Ein Datum, viele Geschichten

Der 9. September zeigt in Italiens Geschichte ein dichtes Geflecht von Entscheidungen, Verlusten und Selbstvergewisserungen: In Salerno die Landung der Alliierten und damit die Verlagerung des Krieges auf das Festland; an der Adria die Flucht von König Vittorio Emanuele, Pietro Badoglio und ihrer Entourage auf der Korvette Baionetta; nördlich von Asinara die Vernichtung des Schlachtschiffs Roma unter Admiral Carlo Bergamini; und am Lido di Venezia die internationale Anerkennung einer Kunstnation, die mit dem Goldenen Löwen der Biennale di Venezia jedes Jahr weltweite Aufmerksamkeit bündelt.
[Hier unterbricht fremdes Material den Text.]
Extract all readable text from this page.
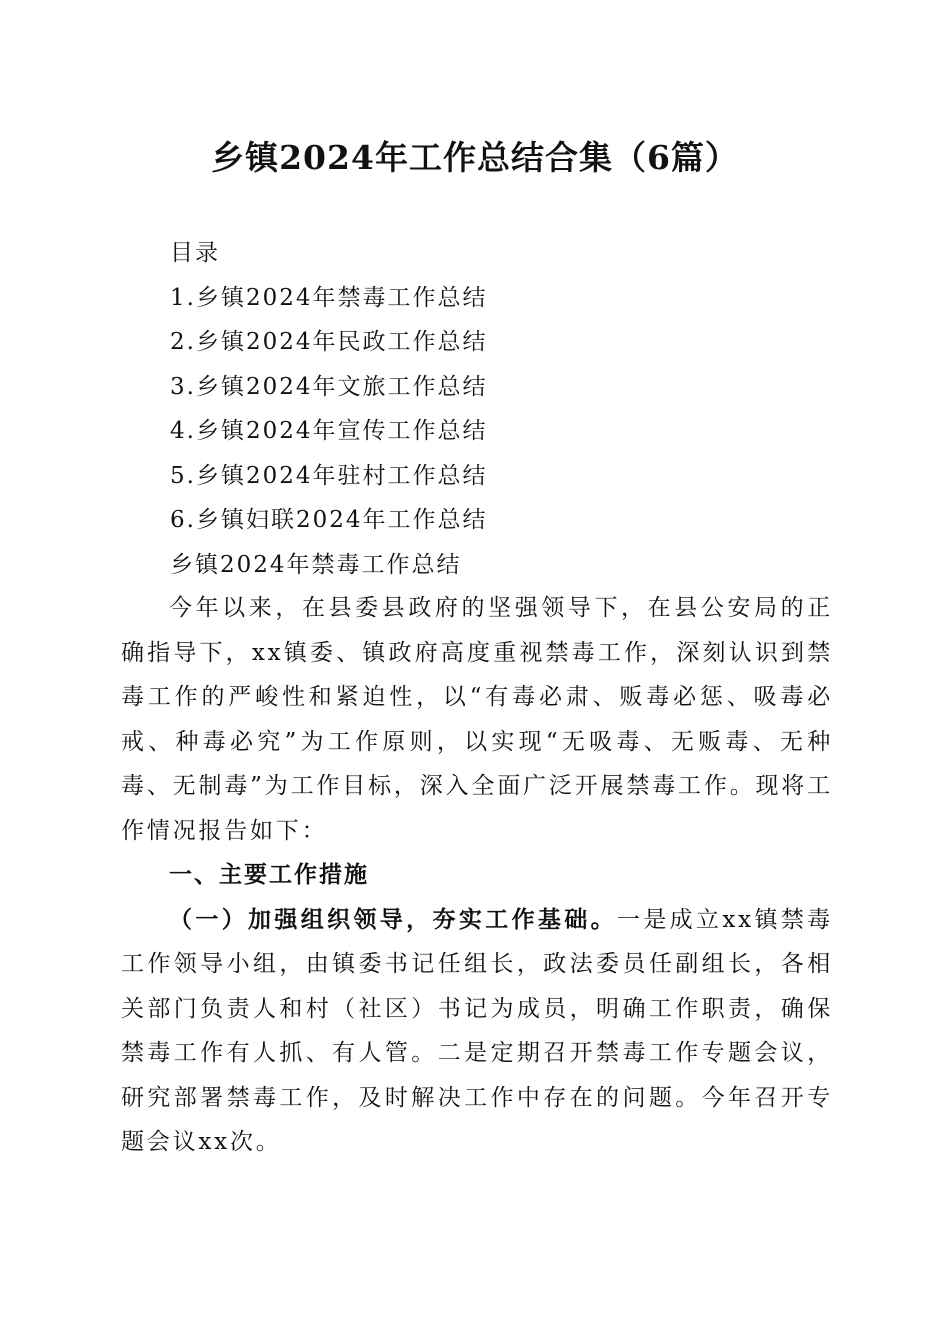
乡镇2024年工作总结合集（6篇）
目录
1.乡镇2024年禁毒工作总结
2.乡镇2024年民政工作总结
3.乡镇2024年文旅工作总结
4.乡镇2024年宣传工作总结
5.乡镇2024年驻村工作总结
6.乡镇妇联2024年工作总结
乡镇2024年禁毒工作总结

今年以来，在县委县政府的坚强领导下，在县公安局的正确指导下，xx镇委、镇政府高度重视禁毒工作，深刻认识到禁毒工作的严峻性和紧迫性，以“有毒必肃、贩毒必惩、吸毒必戒、种毒必究”为工作原则，以实现“无吸毒、无贩毒、无种毒、无制毒”为工作目标，深入全面广泛开展禁毒工作。现将工作情况报告如下：

一、主要工作措施

（一）加强组织领导，夯实工作基础。一是成立xx镇禁毒工作领导小组，由镇委书记任组长，政法委员任副组长，各相关部门负责人和村（社区）书记为成员，明确工作职责，确保禁毒工作有人抓、有人管。二是定期召开禁毒工作专题会议，研究部署禁毒工作，及时解决工作中存在的问题。今年召开专题会议xx次。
Alle genannten Vorgänge sind durch amtliche Akten, kuratorische Dokumente und zeitgenössische Berichte tagesgenau auf den 9. September datiert. So entsteht ein historischer Querschnitt, der Italiens Spannweite zwischen Front und Führungskrise, zwischen Regia Aeronautica und Regia Marina, zwischen politischem Umbruch und kultureller Strahlkraft exemplarisch an einem einzigen Tag sichtbar macht.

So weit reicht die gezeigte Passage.